Award-Winning Ninja Casino Stripped of Swedish License After Less Than Seven Months
Posted on: June 17, 2019, 05:48h.
Last updated on: June 17, 2019, 05:48h.
Sweden’s new gambling regulatory body, Spelinspektionen, is not taking its responsibilities towards the country’s newly regulated online gaming market lightly. The new regime is just over six months old and the regulator has claimed its first scalp.
On Monday, Spelinspektionen announced it had revoked the license of SafeEnt Ltd, a subsidiary of Sweden’s own Global Gaming 555 (GG), for “serious deficiencies in the company’s operations, including applicable gaming responsibility and measures against money laundering.”
In January, GG was awarded “Operator of the Year” at the EGR Nordic Gaming Awards. Judges professed themselves to be particularly impressed with GG’s flagship Ninja Casino brand. Regulators less so, Monday.
Ninja Casino’s failings were laid bare this week. Spelinspektionen said it had found serious and systematic failures of the company’s anti-money laundering (AML) and anti-terror financing procedures, risk assessment, and bonus programs.
The company had “violated several of the most central parts of the new gaming laws,” and lacked “understanding of important parts of the regulations that govern its operations,” it added.
Sweden’s Gambling Problem
GG may have a shiny award, but it had failed to last seven months in its own domestic market — a market it had waited for years to open up.
Despite being a breeding ground for many of the early tech pioneers in the online gaming industry, Sweden, until January 1, 2019, maintained a state-run gambling monopoly that was for years at loggerheads with European Union laws on the free movement of services.
Sweden was first asked to change its laws in 2007, and then again in 2013. A year later, it became the first EU member state to be taken to court over its gambling laws.
To cut a long story short, member states are only permitted to impose restrictions on cross-border gambling if they can demonstrate that they were implemented as part of a genuine effort to protect consumers or prevent crime. But Sweden maintained the monopoly while doing little to protect consumers from unauthorized gambling operators and their marketing activities, thereby failing to justify the monopoly.
When the new regime finally began accepting online gambling licensing applications in August of last year, many operators — although not all — were ready to bite their hand off.
Appeal Coming
GG is not taking this lying down.

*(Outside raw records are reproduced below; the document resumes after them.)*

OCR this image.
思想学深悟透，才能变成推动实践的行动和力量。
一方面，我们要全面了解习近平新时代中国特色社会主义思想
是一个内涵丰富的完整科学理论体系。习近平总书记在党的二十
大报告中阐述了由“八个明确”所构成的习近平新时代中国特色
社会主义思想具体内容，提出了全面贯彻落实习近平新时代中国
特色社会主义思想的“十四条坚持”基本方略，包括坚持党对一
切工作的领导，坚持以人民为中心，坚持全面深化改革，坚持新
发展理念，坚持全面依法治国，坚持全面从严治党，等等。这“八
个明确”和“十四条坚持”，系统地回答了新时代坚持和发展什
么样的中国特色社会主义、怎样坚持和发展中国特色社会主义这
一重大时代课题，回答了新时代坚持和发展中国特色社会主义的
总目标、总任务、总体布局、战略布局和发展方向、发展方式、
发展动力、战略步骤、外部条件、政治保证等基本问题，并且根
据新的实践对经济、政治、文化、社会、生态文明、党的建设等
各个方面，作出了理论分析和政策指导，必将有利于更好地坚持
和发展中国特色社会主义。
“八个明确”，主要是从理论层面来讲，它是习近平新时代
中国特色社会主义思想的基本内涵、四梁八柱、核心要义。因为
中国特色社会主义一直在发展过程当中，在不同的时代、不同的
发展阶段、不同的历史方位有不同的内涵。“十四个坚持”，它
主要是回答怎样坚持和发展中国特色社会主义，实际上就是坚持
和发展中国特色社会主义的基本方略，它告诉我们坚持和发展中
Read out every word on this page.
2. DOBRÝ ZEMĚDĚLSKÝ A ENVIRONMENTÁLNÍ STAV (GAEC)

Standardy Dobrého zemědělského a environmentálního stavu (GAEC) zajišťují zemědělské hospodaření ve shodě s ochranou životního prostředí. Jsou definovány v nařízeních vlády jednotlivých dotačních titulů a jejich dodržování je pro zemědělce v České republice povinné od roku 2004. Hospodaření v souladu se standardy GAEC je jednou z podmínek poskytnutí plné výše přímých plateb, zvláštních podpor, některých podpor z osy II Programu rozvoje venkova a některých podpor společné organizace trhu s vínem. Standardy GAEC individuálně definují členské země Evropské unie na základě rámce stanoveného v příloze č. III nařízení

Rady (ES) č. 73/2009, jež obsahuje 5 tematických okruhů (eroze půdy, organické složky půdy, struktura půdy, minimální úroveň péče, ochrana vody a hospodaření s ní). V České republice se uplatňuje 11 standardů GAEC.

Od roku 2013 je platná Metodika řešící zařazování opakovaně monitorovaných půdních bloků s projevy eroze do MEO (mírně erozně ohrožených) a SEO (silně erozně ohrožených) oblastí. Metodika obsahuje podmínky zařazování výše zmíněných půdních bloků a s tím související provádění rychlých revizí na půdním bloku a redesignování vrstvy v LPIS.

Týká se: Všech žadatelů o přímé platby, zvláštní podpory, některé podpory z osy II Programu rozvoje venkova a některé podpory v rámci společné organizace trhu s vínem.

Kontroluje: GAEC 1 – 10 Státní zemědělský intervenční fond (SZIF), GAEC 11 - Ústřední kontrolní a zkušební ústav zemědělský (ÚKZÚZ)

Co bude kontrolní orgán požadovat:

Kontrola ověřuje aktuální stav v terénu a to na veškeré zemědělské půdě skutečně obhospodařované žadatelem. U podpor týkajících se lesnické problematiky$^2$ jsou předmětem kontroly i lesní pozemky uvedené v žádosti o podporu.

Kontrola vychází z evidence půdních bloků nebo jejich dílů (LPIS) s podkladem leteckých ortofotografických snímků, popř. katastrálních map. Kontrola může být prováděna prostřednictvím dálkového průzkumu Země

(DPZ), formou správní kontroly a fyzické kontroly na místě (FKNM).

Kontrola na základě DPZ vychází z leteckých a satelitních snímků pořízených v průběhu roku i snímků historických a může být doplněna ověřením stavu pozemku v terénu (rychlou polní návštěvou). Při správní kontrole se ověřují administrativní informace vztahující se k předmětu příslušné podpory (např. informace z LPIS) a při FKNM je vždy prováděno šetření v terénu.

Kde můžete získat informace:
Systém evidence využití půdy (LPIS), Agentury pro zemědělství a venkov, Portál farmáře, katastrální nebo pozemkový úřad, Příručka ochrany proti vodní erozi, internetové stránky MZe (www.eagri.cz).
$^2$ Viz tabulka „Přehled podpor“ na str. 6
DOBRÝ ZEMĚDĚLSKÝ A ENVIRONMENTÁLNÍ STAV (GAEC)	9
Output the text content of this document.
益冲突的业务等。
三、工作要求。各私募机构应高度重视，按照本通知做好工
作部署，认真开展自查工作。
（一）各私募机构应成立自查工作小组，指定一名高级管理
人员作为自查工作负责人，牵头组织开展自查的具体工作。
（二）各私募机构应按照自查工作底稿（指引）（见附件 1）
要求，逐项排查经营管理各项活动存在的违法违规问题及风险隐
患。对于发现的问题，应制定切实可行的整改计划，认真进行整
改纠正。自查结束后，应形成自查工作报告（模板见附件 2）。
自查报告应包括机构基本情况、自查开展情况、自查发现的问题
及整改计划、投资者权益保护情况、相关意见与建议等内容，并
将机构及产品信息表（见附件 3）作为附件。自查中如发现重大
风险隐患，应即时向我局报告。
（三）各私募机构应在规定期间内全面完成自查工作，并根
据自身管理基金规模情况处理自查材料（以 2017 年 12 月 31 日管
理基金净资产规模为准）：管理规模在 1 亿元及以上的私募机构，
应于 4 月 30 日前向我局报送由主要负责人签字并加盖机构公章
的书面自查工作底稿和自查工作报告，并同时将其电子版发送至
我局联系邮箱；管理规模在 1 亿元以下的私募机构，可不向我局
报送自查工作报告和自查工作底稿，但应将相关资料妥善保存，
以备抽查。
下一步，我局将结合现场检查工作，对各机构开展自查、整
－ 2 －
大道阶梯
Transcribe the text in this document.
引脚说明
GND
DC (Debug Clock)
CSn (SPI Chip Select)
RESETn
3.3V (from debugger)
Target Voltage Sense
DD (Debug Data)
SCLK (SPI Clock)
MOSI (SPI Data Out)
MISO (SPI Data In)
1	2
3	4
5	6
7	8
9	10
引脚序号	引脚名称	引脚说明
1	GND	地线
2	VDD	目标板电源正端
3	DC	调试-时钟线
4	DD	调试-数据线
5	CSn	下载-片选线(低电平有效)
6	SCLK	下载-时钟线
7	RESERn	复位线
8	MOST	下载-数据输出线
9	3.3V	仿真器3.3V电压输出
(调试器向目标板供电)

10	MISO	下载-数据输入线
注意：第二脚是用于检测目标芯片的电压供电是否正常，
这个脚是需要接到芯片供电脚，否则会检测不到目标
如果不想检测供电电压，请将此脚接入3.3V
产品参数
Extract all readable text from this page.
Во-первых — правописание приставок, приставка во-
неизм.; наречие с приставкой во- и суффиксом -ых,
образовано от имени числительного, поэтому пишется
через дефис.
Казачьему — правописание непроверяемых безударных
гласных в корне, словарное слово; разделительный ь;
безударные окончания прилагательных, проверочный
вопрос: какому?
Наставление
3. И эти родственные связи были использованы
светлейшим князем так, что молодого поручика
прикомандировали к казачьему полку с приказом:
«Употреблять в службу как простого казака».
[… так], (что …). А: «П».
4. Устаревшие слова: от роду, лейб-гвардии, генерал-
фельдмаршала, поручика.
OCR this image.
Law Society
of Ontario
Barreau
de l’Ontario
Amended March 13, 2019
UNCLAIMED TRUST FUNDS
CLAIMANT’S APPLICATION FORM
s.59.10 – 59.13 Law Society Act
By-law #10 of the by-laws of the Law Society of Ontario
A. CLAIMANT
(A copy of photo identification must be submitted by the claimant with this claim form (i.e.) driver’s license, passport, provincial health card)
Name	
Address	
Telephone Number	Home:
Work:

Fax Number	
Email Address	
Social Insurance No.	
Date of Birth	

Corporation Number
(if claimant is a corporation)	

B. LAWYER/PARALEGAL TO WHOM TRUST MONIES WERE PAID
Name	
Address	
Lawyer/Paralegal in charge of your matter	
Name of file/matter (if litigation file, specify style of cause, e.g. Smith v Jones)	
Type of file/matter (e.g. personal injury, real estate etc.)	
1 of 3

Later on Monday, its CEO, Tobias Fagerlund, admitted in an official statement the regulator’s announcement had blindsided the company because it believed it had complied with the new regulations.
The decision was “strange,” he added, and he will appeal.
“It is the opinion of the company and the company’s legal advisors that all requirements for holding a license are now fully complied with,” said Fagerlund. “The company’s lawyers are of the firm opinion that Spelinspektionen’s decision lacks support in gaming law and therefore the decision will now be appealed.”
“Of course, we will appeal the decision and we have good reasons to believe that we will succeed in an appeal,” he added. “That the license is now revoked lacks legal support and constitutes a disproportionate intervention that causes the company great damage.”